South Dakota Republican Gov. Larry Rhoden, right, speaks to members of the media on Jan. 23, 2025, at the Capitol in Pierre with Senate President Pro Tempore Chris Karr, R-Sioux Falls, left, and Lt. Gov. Tony Venhuizen. (Photo by Makenzie Huber/South Dakota Searchlight)

Meghan O’Brien/South Dakota Searchlight

PIERRE — South Dakota Republican Gov. Larry Rhoden announced legislation Friday that would increase the punishment for threats or violent acts that prevent people from practicing their religion.

The crime is currently a misdemeanor punishable by up to a year of county jail time, a $2,000 fine or both. The proposed legislation would change the crime to a felony and allow a judge to send someone to a state prison for two years, fine them $4,000 or both.

“If religious liberties fail, any other liberty eventually fails with it,” Rhoden said during a press conference. “If someone decides to target a house of worship, there will be real consequences.”
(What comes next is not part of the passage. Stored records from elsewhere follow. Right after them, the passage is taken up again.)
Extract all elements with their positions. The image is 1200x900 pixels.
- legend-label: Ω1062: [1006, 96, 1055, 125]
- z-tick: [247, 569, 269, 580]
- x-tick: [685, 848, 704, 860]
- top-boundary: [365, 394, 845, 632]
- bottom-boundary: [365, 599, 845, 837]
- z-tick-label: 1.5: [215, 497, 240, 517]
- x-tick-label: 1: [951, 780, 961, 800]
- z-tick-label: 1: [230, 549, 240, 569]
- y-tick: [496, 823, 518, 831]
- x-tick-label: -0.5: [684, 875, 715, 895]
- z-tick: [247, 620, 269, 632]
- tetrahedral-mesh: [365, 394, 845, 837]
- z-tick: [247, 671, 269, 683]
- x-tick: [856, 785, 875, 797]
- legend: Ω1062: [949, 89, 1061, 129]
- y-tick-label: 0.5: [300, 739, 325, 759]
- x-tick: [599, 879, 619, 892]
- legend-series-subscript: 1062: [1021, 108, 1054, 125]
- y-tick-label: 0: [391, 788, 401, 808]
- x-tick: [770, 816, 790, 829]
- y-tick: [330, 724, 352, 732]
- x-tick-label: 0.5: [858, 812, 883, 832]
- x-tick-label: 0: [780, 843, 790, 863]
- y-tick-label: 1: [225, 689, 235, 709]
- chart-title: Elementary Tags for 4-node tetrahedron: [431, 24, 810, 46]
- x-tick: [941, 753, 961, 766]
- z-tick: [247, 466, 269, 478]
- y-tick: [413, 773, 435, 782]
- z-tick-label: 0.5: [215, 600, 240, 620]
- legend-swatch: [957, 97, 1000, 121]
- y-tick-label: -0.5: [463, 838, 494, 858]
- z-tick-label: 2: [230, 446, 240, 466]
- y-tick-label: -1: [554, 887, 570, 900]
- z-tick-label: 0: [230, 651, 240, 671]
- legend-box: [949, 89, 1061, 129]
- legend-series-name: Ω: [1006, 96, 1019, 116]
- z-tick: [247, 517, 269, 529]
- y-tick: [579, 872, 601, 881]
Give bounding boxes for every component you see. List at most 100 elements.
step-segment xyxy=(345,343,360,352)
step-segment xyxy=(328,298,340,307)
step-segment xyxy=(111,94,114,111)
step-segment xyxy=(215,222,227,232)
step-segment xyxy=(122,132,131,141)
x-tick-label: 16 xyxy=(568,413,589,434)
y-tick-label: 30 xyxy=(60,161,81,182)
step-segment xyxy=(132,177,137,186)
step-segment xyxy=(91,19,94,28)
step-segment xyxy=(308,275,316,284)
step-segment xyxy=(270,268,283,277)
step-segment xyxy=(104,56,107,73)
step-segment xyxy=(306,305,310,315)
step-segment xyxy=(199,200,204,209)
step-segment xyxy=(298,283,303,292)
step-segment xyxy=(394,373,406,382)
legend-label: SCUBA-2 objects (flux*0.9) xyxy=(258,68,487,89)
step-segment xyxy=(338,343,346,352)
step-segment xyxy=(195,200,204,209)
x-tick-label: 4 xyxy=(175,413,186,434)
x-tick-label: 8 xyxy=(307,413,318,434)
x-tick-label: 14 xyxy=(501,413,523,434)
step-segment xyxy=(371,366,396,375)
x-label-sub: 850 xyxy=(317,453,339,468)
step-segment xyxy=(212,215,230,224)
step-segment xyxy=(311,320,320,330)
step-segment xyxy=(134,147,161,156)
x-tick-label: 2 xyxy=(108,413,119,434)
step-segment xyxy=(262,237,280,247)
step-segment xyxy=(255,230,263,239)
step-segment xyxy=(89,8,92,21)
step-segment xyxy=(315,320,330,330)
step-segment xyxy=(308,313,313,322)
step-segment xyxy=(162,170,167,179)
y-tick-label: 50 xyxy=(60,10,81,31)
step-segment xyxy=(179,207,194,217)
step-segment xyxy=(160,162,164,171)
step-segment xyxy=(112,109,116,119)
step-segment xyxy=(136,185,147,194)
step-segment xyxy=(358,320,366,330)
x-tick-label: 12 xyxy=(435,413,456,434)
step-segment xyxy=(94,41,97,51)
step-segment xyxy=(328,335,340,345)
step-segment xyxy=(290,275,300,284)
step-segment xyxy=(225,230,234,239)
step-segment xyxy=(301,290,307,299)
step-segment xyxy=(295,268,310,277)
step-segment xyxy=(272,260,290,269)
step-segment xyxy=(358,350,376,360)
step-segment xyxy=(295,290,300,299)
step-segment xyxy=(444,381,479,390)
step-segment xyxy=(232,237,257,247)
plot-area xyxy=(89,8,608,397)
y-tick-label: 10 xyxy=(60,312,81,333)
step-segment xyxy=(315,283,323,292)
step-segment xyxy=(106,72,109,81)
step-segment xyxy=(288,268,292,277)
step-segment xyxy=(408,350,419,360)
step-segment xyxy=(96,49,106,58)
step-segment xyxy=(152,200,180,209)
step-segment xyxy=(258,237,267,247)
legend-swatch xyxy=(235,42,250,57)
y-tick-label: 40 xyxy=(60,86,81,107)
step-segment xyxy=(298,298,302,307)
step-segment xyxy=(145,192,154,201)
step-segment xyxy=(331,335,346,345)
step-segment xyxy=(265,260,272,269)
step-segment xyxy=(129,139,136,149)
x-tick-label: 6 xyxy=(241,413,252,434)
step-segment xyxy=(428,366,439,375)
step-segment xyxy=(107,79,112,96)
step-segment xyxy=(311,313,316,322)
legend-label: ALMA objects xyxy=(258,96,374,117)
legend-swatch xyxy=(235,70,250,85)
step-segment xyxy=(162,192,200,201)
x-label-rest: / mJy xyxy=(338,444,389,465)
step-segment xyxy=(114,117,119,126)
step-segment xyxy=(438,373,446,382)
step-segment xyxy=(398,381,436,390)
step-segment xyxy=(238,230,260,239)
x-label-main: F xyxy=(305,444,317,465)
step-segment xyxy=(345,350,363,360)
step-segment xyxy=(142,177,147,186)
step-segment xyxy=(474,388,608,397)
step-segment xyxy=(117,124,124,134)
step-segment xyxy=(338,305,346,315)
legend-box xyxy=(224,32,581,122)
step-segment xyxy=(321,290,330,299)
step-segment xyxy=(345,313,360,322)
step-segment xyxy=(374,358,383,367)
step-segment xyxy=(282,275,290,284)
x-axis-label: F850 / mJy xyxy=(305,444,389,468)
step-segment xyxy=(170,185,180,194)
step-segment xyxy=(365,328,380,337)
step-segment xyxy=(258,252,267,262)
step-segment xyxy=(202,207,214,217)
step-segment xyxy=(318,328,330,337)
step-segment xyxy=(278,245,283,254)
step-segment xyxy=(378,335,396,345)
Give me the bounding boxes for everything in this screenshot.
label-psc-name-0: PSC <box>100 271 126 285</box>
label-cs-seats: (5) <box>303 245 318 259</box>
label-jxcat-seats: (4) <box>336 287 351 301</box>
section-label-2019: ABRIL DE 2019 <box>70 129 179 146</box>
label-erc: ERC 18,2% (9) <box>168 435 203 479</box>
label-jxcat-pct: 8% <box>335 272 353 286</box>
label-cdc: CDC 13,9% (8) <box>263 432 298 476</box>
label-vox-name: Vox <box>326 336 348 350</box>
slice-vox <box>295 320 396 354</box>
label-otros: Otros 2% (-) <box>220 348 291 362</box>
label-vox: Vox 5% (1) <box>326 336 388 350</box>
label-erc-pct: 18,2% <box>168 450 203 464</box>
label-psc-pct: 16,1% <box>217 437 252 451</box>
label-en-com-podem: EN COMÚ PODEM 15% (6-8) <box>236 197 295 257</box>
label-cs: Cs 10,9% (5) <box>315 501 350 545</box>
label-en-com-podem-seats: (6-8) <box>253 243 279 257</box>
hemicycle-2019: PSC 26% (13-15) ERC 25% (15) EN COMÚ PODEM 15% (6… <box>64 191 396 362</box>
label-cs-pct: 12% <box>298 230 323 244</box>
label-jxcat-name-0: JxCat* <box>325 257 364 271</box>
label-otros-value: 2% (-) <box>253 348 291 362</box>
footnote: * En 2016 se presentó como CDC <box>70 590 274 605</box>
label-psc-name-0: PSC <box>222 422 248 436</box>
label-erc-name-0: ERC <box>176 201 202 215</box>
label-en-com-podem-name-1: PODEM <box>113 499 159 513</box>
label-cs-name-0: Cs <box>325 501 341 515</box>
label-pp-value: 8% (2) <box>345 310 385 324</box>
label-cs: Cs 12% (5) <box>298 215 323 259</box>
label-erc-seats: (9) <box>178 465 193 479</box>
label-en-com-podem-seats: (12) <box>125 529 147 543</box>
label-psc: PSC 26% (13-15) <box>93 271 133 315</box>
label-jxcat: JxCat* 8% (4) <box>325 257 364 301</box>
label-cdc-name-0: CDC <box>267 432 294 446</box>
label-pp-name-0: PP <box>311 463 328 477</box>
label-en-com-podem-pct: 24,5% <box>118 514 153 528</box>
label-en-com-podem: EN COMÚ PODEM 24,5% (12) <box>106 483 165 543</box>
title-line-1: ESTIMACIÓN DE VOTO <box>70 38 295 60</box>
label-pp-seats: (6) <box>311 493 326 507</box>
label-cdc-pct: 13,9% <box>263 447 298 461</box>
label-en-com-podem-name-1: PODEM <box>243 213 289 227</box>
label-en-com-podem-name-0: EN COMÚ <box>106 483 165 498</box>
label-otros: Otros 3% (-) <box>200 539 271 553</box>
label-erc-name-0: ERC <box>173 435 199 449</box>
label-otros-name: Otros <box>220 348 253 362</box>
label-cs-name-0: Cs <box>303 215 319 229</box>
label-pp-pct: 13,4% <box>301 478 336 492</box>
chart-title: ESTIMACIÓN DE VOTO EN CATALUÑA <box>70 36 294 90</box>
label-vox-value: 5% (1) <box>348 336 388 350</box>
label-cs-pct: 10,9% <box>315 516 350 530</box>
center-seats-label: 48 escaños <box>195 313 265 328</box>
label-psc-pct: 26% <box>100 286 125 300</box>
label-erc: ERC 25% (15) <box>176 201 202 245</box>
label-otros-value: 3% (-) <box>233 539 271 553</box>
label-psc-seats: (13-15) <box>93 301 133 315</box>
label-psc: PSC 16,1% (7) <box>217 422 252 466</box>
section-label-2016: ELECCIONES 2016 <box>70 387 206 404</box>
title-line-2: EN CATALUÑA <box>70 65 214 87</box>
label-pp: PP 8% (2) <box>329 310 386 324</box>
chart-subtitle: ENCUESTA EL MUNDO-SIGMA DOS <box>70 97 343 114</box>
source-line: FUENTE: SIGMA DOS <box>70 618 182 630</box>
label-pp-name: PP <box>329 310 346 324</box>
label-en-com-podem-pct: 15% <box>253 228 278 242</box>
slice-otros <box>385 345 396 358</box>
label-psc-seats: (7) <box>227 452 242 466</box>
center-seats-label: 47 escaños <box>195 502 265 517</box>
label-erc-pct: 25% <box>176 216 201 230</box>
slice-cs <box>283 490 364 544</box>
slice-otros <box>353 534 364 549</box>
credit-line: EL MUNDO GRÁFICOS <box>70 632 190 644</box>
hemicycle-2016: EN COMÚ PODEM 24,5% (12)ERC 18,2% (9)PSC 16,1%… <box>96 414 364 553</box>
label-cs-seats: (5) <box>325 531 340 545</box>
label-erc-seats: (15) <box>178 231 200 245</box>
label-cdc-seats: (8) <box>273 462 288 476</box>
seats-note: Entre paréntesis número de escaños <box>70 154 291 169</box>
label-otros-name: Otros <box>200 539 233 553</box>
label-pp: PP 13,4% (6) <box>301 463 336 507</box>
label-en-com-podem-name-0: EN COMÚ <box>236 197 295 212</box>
He was “troubled,” he said, by recent events at a church in St. Paul, Minnesota, where protests against U.S. Immigration and Customs enforcement actions disrupted a church service. A pastor at the church works for ICE, which has had thousands of agents in Minnesota conducting enforcement actions for weeks, stirring controversy with events including the fatal shooting of an unarmed 37-year-old woman, Renee Good.

South Dakota House Majority Leader Scott Odenbach, a Republican from Spearfish, and Senate Majority Leader Jim Mehlhaff, a Republican from Pierre, are the prime sponsors of the bill.

Mehlhaff said it made him “angry” to watch as “out-of-state, professional agitators invaded the sanctuary of a church.”

“It’s not just shameful, in my opinion, it’s criminal,” Mehlhaff said. “This bill will send a message to these out-of-state agitators that if they come to South Dakota, they should plan to stay a while.”

The U.S. Department of Justice has opened a civil rights investigation into the St. Paul incident, and several people were arrested. There are federal laws against threats or violence that disrupt religious services.